In 2007, the city decided to demolish and redevelop New Orleans' "big four" public housing complexes to make way for for pleasant-looking mixed-income developments. The move was part of a national trend of mix-income housing developments, but the storm was certainly an impetus. Some say the redevelopments have contributed to a severe lack of affordable housing in the city.
↑The "art house" with a probably-unsafe punk rock playground
The NOLA Art House, an 1870s Creole mansion-turned-artist colony known for its backyard playland, was the arty party spot for a while until it was shut down after code violations. According to the New Orleans Assessor's office, it appears to have sold for $395,000 in 2014.
Photo: courtesy Caroline Thomas
↑To Airbnb, or Not to Airbnb?
The short-term rental service has caused serious controversy in this tourist-magnet city, with residents claiming the service is turning once-quiet residential streets into bachelorette party zoos. The city is currently working on regulations that would seem to attempt to form a compromise between both the pro- and anti-Airbnb camps.
ridiculous Photoshop via April Siese
↑New Orleans gets jinx'd.
Robert Durst, the New York real estate heir who was the subject of everyone's favorite true crime series since "Serial," was indicted on gun charges in New Orleans not too long after the series ended. Most recently, his legal team asked to delay his New Orleans trial on a federal gun charge by one to two months.
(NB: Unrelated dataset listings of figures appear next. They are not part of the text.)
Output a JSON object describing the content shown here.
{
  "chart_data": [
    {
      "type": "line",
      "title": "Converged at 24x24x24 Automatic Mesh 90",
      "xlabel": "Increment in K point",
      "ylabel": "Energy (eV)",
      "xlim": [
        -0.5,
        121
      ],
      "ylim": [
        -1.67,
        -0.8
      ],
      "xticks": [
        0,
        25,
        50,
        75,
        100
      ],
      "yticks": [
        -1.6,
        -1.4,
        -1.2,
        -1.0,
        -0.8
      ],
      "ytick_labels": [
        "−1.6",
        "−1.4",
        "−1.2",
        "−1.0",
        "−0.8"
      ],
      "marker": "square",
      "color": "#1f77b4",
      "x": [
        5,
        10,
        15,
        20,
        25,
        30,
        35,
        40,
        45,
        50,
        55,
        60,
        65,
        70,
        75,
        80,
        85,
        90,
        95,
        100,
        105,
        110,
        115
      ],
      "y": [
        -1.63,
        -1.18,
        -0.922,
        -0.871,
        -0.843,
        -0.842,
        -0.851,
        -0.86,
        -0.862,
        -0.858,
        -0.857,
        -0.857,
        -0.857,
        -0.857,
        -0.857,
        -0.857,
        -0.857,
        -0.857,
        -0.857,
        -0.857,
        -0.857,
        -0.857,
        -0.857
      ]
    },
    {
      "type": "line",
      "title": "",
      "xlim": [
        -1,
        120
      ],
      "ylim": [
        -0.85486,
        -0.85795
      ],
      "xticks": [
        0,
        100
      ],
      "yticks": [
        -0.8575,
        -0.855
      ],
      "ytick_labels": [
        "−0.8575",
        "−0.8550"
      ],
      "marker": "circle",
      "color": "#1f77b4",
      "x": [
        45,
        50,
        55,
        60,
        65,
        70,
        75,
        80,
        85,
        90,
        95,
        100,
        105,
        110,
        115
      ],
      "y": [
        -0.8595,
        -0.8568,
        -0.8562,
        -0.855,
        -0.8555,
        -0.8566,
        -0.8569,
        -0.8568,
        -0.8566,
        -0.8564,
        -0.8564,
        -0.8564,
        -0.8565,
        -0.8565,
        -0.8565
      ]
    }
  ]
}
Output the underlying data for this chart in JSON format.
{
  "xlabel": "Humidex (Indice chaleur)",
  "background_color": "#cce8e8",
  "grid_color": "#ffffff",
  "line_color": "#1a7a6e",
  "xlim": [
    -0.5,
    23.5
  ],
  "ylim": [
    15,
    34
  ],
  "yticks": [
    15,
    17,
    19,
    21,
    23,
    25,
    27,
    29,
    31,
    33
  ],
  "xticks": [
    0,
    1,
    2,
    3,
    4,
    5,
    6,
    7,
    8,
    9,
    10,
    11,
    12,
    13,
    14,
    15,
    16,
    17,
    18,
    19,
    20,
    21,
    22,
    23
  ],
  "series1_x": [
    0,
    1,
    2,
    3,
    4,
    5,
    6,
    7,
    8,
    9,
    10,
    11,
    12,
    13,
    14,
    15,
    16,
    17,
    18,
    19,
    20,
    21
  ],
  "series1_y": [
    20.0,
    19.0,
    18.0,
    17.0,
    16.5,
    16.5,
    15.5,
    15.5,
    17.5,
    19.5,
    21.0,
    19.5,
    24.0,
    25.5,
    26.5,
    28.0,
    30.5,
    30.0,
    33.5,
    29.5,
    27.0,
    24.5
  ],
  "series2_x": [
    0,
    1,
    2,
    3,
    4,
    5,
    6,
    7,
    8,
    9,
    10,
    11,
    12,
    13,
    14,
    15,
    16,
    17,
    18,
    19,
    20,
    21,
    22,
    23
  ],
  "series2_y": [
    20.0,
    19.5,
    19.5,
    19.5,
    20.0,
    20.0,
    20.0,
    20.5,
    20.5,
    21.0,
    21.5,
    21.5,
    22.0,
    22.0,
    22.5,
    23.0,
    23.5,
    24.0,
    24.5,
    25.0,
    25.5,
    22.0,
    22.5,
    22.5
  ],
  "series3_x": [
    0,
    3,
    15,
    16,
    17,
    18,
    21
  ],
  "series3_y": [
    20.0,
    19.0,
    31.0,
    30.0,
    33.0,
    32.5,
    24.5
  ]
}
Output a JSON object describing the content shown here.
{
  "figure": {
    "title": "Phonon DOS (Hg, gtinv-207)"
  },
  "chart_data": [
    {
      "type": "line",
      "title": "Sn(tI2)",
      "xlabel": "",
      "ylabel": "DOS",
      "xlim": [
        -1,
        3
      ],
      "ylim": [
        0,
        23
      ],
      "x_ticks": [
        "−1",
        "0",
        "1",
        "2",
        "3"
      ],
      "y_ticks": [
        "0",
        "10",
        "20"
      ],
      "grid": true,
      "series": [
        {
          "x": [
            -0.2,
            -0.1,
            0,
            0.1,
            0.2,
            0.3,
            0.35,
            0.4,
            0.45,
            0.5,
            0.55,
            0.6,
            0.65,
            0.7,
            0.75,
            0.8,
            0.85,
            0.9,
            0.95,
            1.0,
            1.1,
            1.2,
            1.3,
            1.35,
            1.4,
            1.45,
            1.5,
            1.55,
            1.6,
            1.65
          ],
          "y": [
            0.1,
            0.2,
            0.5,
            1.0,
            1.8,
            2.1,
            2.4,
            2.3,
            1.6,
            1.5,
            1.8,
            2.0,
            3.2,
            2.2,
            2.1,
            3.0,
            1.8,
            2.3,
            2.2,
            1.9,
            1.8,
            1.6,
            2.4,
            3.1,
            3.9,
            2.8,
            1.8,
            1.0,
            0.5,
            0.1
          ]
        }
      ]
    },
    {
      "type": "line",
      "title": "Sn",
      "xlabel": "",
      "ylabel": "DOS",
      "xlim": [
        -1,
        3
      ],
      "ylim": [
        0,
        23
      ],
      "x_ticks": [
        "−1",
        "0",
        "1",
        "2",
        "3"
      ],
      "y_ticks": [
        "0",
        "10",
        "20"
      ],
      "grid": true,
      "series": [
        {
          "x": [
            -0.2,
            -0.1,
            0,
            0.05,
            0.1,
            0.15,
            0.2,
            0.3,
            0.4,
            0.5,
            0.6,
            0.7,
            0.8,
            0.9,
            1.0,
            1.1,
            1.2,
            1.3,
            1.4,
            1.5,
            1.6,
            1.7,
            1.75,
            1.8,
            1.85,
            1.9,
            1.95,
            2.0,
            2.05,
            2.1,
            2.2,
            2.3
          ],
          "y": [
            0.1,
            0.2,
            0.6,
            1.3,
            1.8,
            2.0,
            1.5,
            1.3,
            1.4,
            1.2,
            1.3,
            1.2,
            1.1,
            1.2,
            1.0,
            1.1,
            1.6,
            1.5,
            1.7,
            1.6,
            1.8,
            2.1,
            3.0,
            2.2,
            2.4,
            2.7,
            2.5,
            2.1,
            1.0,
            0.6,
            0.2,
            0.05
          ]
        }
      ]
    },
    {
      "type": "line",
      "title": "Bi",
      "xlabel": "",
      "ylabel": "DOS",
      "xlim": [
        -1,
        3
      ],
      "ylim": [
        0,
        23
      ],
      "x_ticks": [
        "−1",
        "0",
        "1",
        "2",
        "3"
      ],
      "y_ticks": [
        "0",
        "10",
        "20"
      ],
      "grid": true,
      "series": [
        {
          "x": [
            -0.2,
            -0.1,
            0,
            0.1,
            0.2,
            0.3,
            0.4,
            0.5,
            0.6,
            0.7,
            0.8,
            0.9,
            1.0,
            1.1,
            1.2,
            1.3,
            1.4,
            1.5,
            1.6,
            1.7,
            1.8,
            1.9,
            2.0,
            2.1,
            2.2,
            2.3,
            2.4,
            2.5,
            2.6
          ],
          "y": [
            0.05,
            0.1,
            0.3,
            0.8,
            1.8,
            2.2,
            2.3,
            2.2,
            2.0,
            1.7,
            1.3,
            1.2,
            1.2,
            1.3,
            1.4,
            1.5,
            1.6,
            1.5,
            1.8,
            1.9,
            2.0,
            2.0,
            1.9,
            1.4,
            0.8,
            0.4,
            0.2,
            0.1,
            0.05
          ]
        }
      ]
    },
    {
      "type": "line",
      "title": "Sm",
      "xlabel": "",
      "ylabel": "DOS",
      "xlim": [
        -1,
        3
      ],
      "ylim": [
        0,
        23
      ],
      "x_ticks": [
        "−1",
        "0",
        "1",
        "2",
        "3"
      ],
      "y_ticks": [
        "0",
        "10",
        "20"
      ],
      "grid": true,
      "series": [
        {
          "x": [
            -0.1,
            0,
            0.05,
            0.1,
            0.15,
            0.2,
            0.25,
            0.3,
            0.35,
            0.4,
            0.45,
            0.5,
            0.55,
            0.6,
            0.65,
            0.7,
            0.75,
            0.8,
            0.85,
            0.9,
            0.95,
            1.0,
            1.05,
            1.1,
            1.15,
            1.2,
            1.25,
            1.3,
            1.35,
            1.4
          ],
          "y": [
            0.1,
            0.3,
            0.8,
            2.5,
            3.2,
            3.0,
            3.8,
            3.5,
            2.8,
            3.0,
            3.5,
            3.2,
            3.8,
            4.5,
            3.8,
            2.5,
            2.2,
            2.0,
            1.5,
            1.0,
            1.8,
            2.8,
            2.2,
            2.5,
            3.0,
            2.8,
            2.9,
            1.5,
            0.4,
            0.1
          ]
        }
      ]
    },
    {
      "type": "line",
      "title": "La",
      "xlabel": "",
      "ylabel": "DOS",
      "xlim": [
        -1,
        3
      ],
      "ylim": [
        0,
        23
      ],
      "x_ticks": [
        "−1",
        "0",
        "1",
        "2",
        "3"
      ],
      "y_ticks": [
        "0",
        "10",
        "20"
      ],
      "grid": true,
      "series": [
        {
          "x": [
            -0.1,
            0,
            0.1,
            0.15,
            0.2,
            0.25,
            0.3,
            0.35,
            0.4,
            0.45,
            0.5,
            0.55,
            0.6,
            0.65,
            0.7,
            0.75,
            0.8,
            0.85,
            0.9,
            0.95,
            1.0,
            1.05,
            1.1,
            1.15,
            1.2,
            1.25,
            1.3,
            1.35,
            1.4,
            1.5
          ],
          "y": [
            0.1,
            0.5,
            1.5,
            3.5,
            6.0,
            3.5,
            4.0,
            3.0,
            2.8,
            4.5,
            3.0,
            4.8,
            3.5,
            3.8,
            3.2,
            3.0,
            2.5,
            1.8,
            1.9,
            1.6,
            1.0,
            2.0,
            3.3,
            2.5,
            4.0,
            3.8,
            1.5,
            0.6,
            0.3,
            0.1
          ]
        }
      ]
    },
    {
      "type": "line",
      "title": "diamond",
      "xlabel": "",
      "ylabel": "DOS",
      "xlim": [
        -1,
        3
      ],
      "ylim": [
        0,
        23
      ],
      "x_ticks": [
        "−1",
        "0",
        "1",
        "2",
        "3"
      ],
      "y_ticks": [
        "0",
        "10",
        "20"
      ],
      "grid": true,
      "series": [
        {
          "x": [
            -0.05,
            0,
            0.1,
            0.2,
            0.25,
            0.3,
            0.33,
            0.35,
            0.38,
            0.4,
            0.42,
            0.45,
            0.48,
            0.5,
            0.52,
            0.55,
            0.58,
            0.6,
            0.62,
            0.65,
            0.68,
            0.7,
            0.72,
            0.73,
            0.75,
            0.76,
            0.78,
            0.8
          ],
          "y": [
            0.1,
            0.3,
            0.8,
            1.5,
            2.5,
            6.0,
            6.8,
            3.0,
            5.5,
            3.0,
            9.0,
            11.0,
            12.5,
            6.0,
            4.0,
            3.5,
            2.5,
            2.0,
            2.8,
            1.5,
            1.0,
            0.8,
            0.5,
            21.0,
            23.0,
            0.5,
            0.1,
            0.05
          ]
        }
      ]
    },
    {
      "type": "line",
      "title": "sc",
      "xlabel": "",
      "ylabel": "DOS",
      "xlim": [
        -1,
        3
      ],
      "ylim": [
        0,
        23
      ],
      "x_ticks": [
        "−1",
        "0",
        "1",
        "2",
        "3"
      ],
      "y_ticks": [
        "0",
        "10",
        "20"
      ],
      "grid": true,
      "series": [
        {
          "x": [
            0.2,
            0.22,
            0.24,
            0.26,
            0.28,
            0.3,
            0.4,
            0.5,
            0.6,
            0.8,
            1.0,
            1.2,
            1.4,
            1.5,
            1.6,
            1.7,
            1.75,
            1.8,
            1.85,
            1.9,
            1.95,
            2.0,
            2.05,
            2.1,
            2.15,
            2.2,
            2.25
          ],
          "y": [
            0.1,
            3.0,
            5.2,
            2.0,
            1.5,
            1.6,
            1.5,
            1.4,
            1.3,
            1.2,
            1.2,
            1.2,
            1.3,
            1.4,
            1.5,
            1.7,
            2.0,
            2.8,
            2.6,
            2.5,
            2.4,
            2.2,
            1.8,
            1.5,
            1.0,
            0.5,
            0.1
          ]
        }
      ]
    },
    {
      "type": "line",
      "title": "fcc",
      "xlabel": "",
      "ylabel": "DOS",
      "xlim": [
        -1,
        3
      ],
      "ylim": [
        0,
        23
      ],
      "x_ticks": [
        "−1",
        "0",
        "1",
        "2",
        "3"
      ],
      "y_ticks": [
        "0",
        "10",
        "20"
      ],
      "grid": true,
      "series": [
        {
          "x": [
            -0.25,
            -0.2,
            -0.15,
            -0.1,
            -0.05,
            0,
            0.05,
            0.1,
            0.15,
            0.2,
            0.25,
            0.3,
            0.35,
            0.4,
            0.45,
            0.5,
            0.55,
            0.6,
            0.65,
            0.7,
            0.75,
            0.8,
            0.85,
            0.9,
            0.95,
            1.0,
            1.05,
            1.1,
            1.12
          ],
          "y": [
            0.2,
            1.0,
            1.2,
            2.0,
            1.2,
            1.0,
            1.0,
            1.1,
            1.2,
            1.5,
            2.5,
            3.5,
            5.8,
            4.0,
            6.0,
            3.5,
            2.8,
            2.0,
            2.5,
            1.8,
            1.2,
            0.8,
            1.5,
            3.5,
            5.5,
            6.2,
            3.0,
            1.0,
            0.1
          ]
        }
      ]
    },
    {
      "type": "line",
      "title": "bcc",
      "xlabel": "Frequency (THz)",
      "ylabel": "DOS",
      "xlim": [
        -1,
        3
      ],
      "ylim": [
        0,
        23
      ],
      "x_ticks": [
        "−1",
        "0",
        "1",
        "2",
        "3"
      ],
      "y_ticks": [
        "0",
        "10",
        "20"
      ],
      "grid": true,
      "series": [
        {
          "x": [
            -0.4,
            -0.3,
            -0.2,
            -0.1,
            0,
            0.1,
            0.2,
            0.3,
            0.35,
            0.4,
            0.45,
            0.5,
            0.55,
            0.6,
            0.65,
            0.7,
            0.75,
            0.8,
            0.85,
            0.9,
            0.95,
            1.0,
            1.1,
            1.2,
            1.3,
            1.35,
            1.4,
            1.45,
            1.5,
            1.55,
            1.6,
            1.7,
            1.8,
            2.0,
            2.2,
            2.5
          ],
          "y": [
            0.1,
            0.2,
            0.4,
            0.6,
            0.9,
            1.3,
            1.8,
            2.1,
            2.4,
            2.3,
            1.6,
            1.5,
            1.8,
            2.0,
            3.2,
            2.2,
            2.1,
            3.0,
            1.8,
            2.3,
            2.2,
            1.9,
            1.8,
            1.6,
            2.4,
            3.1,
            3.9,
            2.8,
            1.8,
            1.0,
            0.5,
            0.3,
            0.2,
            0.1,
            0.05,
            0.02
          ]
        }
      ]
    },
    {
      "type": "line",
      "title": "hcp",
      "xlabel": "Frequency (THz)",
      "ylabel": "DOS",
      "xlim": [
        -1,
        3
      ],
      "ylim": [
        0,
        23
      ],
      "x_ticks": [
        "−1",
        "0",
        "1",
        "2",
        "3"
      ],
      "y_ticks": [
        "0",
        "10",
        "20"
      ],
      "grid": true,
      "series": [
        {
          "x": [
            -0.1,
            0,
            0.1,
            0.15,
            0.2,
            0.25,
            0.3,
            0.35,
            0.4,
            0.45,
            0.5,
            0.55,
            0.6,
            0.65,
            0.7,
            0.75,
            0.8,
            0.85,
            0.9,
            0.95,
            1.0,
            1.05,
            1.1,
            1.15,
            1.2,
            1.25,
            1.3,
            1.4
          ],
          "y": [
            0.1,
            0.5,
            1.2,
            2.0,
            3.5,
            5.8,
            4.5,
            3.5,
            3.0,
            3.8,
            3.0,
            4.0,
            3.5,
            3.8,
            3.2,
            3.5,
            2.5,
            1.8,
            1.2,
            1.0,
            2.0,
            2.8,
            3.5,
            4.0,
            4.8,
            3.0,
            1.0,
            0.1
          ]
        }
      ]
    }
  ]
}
Photo: Infrogmation of New Orleans
↑The Cradle Will St. Roch
It was supposed to be an actual grocery store, everyone said as the renovated St. Roch Market debuted as a fancy food court instead. This lead to vandalization of the space and lots of talk about gentrification in the neighborhood, and in New Orleans in general — talks that will likely continue into the next decade.